It’s possible that the way you use software on your computer underwent a sea change in the last 24 hours.
Normally, if you need some computer tools, you buy some software at a store or download, install it and never worry about paying for it again until the next upgrade.
But Adobe has announced it’s now going to sell some of its most popular and useful software through subscriptions. You’ll be paying as long as you wish to keep using it.
It’ll run you $50 a month for full versions of Photoshop or Acrobat, for example. If you want to use just one app, that’ll be $20 a month. Subscriptions started a year ago but the company still sold software the old-fashioned way: perpetually licensed.
“We know that’s going to be a difficult transition for some customers, but we think it’s going to be the best move in the long haul,” the company’s marketing boss told CNet, insisting that this is what people want.

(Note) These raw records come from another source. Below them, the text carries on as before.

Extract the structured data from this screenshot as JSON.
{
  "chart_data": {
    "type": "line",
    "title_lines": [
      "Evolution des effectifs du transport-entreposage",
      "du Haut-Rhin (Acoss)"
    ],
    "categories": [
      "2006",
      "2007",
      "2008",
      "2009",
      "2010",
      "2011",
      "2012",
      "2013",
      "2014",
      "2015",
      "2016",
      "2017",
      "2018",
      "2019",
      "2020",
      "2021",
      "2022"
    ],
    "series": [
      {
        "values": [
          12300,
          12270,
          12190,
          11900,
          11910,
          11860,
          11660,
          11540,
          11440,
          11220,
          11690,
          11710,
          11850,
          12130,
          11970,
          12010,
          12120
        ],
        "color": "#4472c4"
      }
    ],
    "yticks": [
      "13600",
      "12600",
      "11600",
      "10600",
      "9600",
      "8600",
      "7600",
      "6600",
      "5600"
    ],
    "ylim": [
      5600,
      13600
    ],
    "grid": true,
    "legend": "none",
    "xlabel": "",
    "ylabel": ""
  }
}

The shift to subscription pricing has been gradually spreading across the computing industry as the Internet has simplified software distribution. Early pioneers such as Red Hat argued that customers are better off with a steady stream of payments that gets them a steady stream of updates.
Now subscription pricing is spreading to software such as Google Apps, Evernote, and Dropbox that are inextricably linked with online services. The shift is aided by pay-as-you-go infrastructure such as Amazon Web Services that lets companies use and pay for only as much computing power as they need.
Some people just do not like subscription pricing, and they’ll have to make do with CS6, which Adobe will continue to sell, or with rival products. But those who’ve carped about the Creative Cloud are a minority, Morris said.
“Overwhelmingly, when you compare the people who’ve complained about the new model to the people who loved it, it definitely skewed heavily to the new model,” he said. “Obviously we would not be making a decision this big if the percentage of people in that category was so big it was the wrong thing for us to do.”
“It’s another nail in the coffin of the whole business model of software, as it existed in the pre-Internet days,” Harry McCracken of Time’s Technologizer blog says.
McCracken speculates that Microsoft’s Office might be next, and suggests computer users might as well start considering software a service than a product.